Daniel C. Laughlin, & Jesse Robert Fleri - Department of Botany, University of Wyoming, Laramie, WY 82071 USA

Project outline:

Environmental filtering is a key process in community assembly that sorts species along environmental gradients according to variation in ecophysiological tolerance. However, our current understanding of how traits explain turnover in community composition along environmental gradients at a global scale is limited to easy-to-measure morphological traits. Plant establishment and survival requires the capacity to conduct water through its tissues when water is available and the ability to resist drought-induced embolism when water is scarce. Databases of xylem vulnerability (P50) and hydraulic conductance (Ks) have recently been published including approximately 1000 common woody species.

We propose to determine how xylem physiology influences the likelihood that a species can occur in a particular environment by integrating a database of xylem physiological traits with the sPlot database of vegetation plots. Climate and soil variables for each plot will be extracted from other available databases. This unprecedented integration of the two largest databases of their kind would facilitate the most powerful statistical analysis to test how xylem traits vary along climate and soil gradients globally.

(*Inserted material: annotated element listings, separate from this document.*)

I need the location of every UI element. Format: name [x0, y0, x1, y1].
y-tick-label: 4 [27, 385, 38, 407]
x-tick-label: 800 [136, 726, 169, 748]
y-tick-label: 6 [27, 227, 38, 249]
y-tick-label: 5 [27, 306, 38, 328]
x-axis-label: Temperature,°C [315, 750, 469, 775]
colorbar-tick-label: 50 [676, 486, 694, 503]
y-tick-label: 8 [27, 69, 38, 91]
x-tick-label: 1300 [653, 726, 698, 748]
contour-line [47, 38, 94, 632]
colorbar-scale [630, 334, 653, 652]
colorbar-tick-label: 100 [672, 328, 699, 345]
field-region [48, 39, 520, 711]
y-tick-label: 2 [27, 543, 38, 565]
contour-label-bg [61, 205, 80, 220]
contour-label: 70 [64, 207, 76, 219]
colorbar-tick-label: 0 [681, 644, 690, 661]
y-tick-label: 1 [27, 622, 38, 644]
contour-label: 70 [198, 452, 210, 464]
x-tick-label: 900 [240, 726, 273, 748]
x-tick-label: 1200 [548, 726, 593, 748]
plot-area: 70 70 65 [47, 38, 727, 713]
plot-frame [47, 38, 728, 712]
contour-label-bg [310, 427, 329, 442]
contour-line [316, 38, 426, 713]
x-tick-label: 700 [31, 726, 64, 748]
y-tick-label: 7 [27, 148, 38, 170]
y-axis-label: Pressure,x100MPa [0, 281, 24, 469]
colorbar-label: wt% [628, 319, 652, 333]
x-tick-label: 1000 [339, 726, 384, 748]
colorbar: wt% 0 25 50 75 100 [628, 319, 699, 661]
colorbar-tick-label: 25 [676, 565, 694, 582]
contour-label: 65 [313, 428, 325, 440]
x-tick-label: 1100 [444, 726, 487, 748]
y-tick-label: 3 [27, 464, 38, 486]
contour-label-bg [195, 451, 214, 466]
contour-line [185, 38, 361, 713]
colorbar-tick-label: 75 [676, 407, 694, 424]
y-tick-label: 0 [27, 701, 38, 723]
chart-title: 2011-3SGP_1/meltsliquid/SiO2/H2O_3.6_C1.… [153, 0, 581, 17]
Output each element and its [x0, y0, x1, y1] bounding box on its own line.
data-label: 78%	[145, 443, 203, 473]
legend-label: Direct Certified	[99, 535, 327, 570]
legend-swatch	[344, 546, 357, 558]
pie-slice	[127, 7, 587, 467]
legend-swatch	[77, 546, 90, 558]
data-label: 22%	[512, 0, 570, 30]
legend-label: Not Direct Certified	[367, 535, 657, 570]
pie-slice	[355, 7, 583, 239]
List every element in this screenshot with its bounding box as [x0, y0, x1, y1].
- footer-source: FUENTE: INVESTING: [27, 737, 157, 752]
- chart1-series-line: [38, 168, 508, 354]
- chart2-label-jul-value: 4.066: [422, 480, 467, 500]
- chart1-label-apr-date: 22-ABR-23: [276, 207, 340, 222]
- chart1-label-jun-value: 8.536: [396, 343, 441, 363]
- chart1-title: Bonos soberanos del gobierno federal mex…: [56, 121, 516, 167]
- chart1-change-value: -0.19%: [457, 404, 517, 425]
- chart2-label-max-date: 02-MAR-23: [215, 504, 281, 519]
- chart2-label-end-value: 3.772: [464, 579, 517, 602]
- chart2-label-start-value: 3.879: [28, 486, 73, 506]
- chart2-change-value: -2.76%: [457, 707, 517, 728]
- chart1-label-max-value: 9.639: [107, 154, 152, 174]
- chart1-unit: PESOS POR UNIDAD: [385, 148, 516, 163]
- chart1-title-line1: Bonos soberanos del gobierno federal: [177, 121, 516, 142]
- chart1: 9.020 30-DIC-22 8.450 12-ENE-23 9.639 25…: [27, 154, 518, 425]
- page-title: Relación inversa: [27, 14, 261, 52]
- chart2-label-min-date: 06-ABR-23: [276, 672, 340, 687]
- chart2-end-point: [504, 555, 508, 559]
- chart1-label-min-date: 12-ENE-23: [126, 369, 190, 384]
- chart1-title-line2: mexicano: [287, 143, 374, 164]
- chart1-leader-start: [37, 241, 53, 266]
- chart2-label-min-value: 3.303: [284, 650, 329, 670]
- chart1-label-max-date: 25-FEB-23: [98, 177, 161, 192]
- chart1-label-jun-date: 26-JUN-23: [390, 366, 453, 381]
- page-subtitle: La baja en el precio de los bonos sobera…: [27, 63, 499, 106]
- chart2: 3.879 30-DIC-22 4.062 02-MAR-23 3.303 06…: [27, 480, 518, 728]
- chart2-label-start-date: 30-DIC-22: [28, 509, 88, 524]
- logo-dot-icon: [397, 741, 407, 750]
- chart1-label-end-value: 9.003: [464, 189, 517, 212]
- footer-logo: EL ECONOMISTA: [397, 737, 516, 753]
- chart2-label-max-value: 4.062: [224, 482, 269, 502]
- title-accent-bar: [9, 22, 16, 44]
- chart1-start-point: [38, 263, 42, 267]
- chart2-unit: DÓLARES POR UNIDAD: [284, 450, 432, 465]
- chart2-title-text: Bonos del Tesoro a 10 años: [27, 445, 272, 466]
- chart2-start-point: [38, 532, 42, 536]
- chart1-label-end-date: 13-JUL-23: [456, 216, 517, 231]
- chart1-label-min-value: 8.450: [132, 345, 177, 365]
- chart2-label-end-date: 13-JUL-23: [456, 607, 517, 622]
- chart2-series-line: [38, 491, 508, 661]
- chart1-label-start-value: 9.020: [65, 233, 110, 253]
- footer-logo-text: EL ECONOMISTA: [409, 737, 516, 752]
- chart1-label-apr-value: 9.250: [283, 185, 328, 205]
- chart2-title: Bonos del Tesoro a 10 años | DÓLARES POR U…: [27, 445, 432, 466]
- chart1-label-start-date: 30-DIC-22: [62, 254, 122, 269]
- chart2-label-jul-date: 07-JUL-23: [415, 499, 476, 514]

We will test the adaptive value of xylem traits by fitting a hierarchical mixed effects model to determine whether species occurrence is a function of interactions between xylem traits and environmental gradients within and across global ecoregions. In other words, we will test whether species occurrence in a given environment depends on their xylem properties. This global scale analysis will substantively advance our understanding of how xylem traits vary along global environmental gradients.